On June 22, 2026 (the "Vesting Date"), the Reporting Person received 800,000 shares of Common Stock upon the vesting of 800,000 PSUs granted on November 15, 2024. Each PSU represented a contingent right to receive shares of Common Stock on a one-for-one basis. On the Vesting Date, the Issuer withheld 314,800 shares of Common Stock for tax purposes in connection with the vesting of PSUs. | |
| Item 6. | Contracts, Arrangements, Understandings or Relationships With Respect to Securities of the Issuer | |
Item 6 of the Schedule 13D, as amended, is hereby supplemented as follows:
On the Event Date, Cummins Family Limited Partnership (the "Borrower") entered into a Secured Margin Line of Credit Agreement (the "Loan Agreement") with JPMorgan Chase Bank, N.A. (the "Lender"), pursuant to which the Lender may, in its sole discretion, extend margins loans to the Borrower. The obligations under the Loan Agreement are secured by a first-priority lien on, and a right of setoff against, the collateral that includes, but is not limited to, the Borrower's securities account, whether directly or indirectly, from time to time, including the 17,590,238 shares held therein by the Borrower, and the proceeds thereof.
The Loan Agreement contains customary collateral maintenance, default and remedy provisions for a margin loan facility secured by publicly traded equity securities. Upon certain collateral shortfall events or events of default, the Lender may require repayment and/or additional collateral and may foreclose on, and dispose of, the pledged securities and other collateral in accordance with the Loan Agreement. Unless and until an event of default has occurred and is continuing, voting rights with respect to the pledged shares remain with the Borrower.

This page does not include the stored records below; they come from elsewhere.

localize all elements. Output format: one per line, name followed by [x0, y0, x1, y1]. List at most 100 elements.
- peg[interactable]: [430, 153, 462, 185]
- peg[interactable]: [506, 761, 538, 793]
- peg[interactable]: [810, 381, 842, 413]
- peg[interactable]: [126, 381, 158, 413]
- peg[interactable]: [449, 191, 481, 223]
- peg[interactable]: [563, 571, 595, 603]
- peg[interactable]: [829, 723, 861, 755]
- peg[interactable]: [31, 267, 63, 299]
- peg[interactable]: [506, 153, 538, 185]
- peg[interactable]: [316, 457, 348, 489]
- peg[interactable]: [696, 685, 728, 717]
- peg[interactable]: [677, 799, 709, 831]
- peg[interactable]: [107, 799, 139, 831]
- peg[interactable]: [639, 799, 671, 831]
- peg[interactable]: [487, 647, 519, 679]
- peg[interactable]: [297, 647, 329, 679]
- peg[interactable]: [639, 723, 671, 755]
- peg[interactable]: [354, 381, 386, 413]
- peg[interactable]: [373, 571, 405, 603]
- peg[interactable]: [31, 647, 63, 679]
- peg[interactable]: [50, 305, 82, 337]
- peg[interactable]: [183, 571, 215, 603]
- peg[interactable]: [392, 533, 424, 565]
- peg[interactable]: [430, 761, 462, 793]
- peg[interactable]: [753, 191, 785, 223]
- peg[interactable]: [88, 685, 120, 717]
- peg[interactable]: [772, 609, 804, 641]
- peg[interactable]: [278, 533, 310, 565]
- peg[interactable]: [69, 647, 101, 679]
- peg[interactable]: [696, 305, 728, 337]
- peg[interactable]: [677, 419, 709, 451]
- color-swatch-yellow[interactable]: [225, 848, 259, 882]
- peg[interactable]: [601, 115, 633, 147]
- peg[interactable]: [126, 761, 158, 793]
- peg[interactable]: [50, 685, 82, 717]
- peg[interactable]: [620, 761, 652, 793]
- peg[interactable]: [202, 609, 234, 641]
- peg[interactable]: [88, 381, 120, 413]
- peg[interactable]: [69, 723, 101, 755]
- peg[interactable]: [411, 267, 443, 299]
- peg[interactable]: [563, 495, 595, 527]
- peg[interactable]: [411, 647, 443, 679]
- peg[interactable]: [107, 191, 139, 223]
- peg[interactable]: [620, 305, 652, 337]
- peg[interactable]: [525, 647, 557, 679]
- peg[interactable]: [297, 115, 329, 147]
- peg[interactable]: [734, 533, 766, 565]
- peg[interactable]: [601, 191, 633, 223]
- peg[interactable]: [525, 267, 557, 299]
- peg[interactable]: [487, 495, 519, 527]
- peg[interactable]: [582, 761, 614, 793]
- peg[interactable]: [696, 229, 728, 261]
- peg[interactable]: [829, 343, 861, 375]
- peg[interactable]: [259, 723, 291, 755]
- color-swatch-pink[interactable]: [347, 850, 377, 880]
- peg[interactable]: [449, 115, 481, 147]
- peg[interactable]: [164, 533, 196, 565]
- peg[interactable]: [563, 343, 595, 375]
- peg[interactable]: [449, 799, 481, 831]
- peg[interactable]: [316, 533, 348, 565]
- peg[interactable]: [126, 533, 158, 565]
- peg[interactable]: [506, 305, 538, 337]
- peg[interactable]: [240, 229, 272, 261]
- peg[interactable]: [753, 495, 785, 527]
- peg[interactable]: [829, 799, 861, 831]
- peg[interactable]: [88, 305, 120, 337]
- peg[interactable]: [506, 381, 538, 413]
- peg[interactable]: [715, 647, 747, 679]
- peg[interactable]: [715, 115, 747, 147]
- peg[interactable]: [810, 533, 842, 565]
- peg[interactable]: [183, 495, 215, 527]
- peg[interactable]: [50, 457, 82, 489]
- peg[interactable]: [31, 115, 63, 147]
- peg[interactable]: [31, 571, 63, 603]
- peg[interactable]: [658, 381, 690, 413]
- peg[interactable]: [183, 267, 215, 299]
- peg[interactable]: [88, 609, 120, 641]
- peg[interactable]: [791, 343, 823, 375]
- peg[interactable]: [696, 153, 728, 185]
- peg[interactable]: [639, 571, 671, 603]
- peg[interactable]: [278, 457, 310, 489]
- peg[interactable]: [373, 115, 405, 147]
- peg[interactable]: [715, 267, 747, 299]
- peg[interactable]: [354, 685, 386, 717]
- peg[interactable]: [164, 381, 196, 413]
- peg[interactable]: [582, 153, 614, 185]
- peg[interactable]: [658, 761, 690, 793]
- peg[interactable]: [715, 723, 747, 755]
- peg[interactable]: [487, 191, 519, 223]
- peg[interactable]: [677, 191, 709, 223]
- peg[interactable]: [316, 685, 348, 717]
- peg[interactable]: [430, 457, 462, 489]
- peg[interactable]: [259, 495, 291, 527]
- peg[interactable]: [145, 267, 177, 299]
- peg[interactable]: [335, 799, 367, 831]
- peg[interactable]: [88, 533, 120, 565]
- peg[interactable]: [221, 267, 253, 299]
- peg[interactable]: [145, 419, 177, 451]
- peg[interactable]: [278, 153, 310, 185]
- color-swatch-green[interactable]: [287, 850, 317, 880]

Following an event of default, the Lender may exercise voting, consent and foreclosure rights with respect to the pledged shares pursuant to the Loan Agreement.
The obligations under the Loan Agreement are guaranteed by the Reporting Person, Lance Joffre Cummins, Nicholas Mark Cummins, WE Capital Partners LLC, and Stacked C, LLC, pursuant to certain customary guaranty agreements with the Lender and such guarantor, each dated as of the Event Date. In addition, WE Capital Partners LLC and Stacked C, LLC are pledgors under the Loan Agreement.
The foregoing description of the Loan Agreement and the guaranty agreements are qualified in their entirety by reference to the full text of the Form of Loan Agreement, Form of Guaranty and Form of Margin Loan Guaranty, copies of which are filed as exhibits to this Amendment and incorporated herein by reference. | ||
| Item 7. | Material to be Filed as Exhibits. | |
Item 7 of the Schedule 13D, as amended, is hereby supplemented as follows:
Exhibit 7 Form of Secured Margin Line of Credit Agreement by and between JPMorgan Chase Bank, N.A. and Cummins Family Limited Partnership
Exhibit 8 Form of Guaranty
Exhibit 9 Form of Margin Loan Guaranty | ||
| SIGNATURE | |
After reasonable inquiry and to the best of my knowledge and belief, I certify that the information set forth in this statement is true, complete and correct.